Use (__[`sklearn.cross_decomposition.CCA()`](http://scikit-learn.org/stable/modules/generated/sklearn.cross_decomposition.CCA.html)__) function to calculate the correlation coefficient of facial expression and audio features.

In [13]:
from sklearn.cross_decomposition import CCA
import numpy as np

#Use CCA to construct the Canonical Projective Vector (CPV)
cca = CCA(15)
cca.fit(training_data, training_data_proso)

#Construct Canonical Correlation Discriminant Features (CCDF) for training data and testing data
cca_face_train, cca_audio_train  = cca.transform(training_data, training_data_proso)
cca_face_test, cca_audio_test  = cca.transform(testing_data, testing_data_proso)


# Concatenate multiple feature for training data and testing data respectively
training_CCDF = np.concatenate((cca_face_train, cca_audio_train),axis =1)
testing_CCDF = np.concatenate((cca_face_test, cca_audio_test),axis =1)


Train SVM classifiers through  'linear' kernel, print the training and testing accuracy and compute the confusion matrix.

In [14]:
#Train svm classifier 
clf = svm.SVC(kernel  = 'linear', cache_size = 5000)
clf.fit(training_CCDF, training_class)  

#The prediction results of training data and testing data respectively
prediction_train = clf.predict(training_CCDF)
prediction = clf.predict(testing_CCDF)

#Calculate and Print the training accuracy and testing accuracy. 
correct_num = 0.
for i in range(len(training_class)):
    if prediction_train[i]==training_class[i]:
        correct_num+=1   
Acc_train = correct_num/len(training_class)
print Acc_train

#    2.2 calculate the accuracy when classifying the test data
correct_num = 0.
for i in range(len(testing_class)):
    if prediction[i]==testing_class[i]:
        correct_num+=1   
Acc_test = correct_num/len(testing_class)
print Acc_test

confusion_train = confusion_matrix(training_class, prediction_train)
print confusion_train

confusion_test = confusion_matrix(testing_class, prediction)
print confusion_test

1.0
0.82
[[25  0]
 [ 0 25]]
[[25  0]
 [ 9 16]]


## Optional task: 
Use feature-level method (Task 2) on 10-fold cross-validation estimate of the emotion recognition system performance
* Join the training/testing data matrices and the class vectors.
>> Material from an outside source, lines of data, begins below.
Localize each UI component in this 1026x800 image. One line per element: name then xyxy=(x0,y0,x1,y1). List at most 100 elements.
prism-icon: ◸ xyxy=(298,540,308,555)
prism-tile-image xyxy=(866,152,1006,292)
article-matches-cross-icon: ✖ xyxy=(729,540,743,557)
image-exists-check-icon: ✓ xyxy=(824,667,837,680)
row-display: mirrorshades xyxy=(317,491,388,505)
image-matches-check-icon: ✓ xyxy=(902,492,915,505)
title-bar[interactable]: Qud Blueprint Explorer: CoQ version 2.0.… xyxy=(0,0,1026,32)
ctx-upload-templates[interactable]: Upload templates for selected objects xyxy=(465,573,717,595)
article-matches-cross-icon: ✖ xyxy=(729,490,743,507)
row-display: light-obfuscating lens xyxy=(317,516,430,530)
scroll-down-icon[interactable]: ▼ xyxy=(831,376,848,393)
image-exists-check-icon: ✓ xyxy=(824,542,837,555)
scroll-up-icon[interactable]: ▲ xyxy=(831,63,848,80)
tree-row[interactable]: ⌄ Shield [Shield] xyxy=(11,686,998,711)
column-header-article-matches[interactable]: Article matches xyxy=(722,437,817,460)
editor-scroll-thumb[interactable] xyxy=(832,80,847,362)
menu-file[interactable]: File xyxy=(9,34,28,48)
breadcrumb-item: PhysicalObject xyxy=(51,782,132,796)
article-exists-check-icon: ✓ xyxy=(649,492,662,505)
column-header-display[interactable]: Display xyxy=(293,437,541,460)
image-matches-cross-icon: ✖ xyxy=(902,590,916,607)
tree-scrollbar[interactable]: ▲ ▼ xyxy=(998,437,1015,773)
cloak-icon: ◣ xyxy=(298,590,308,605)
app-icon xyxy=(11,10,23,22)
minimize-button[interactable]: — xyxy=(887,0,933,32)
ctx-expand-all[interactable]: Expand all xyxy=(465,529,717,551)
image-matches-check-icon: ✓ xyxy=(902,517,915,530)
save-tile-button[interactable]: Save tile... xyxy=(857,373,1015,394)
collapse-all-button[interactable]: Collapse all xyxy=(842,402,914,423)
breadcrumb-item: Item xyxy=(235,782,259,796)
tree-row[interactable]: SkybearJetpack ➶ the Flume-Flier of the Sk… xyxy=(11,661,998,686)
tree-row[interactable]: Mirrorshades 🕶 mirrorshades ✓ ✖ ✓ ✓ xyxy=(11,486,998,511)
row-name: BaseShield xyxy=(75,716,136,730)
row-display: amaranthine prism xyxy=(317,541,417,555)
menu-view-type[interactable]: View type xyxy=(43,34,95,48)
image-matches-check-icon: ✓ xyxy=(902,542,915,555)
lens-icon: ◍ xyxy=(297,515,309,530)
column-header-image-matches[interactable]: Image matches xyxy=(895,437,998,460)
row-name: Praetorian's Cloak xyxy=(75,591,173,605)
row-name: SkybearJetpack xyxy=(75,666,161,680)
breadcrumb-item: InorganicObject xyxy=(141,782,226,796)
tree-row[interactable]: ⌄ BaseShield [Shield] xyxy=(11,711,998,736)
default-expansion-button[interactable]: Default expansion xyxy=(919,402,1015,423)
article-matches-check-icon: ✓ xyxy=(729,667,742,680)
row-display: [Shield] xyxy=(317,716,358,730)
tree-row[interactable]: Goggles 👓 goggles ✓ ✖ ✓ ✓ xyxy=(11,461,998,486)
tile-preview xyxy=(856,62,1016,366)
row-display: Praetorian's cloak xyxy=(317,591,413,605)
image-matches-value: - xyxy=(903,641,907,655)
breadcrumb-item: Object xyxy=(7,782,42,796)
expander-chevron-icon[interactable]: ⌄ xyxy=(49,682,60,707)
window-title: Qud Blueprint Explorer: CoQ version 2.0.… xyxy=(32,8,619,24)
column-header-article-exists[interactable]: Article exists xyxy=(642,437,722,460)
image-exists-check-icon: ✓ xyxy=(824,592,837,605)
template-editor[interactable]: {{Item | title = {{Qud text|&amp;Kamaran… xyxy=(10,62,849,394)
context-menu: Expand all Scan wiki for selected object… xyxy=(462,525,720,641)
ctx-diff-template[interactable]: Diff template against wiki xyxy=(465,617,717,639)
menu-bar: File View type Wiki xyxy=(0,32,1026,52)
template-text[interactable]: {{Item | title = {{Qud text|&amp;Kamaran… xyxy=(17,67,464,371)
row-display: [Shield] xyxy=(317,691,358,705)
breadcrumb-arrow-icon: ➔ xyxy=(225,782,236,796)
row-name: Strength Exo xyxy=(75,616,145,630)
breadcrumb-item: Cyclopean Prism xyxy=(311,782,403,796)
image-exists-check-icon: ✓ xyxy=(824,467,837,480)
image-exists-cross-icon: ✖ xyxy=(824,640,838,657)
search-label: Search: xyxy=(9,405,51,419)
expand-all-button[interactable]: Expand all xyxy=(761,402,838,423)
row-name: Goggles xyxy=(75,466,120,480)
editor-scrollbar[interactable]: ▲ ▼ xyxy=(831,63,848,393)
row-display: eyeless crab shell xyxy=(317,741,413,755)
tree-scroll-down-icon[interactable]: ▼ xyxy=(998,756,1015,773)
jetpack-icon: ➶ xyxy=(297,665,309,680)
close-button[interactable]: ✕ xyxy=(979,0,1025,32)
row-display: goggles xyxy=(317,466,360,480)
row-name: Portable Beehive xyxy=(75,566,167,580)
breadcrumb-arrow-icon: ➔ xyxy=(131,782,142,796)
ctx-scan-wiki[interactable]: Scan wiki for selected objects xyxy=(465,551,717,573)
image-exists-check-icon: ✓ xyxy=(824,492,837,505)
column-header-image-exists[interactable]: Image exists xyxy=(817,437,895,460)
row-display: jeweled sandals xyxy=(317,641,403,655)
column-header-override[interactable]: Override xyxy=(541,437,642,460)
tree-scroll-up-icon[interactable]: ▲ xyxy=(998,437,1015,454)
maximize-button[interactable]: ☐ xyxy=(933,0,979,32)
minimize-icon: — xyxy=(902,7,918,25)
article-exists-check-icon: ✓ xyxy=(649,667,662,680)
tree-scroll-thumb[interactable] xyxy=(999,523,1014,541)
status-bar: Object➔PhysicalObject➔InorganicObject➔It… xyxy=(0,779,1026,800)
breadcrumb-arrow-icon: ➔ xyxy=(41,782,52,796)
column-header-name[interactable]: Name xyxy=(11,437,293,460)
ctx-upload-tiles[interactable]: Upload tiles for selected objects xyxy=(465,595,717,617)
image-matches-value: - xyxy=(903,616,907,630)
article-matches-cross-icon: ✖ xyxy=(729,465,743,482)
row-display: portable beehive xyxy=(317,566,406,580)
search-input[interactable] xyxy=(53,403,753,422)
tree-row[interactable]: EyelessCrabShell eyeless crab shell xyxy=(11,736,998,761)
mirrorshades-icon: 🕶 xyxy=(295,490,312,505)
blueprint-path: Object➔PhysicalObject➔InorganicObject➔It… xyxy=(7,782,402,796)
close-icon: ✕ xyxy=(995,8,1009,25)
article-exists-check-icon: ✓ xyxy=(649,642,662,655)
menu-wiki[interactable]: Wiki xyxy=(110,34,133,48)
Combine also the ‘training_data_personID’ and ‘testing_data_personID’ vectors that are needed to make the CV folds.
* Construct the CV folds by training ten SVMs. For each SVM nine persons’ data is used as the training set (i.e. 90 samples) and one persons’ samples are kept as the test set (i.e. 10 samples) for the respective fold (i.e. each SVM has different persons’ samples excluded from the training set). Test each ten trained SVMs by using the corresponding one held-out persons’ samples and then calculate the average classification performances for each fold.
* Calculate the mean and SD of the ten CV fold performances to produce the final CV performance estimate of the emotion recognition system.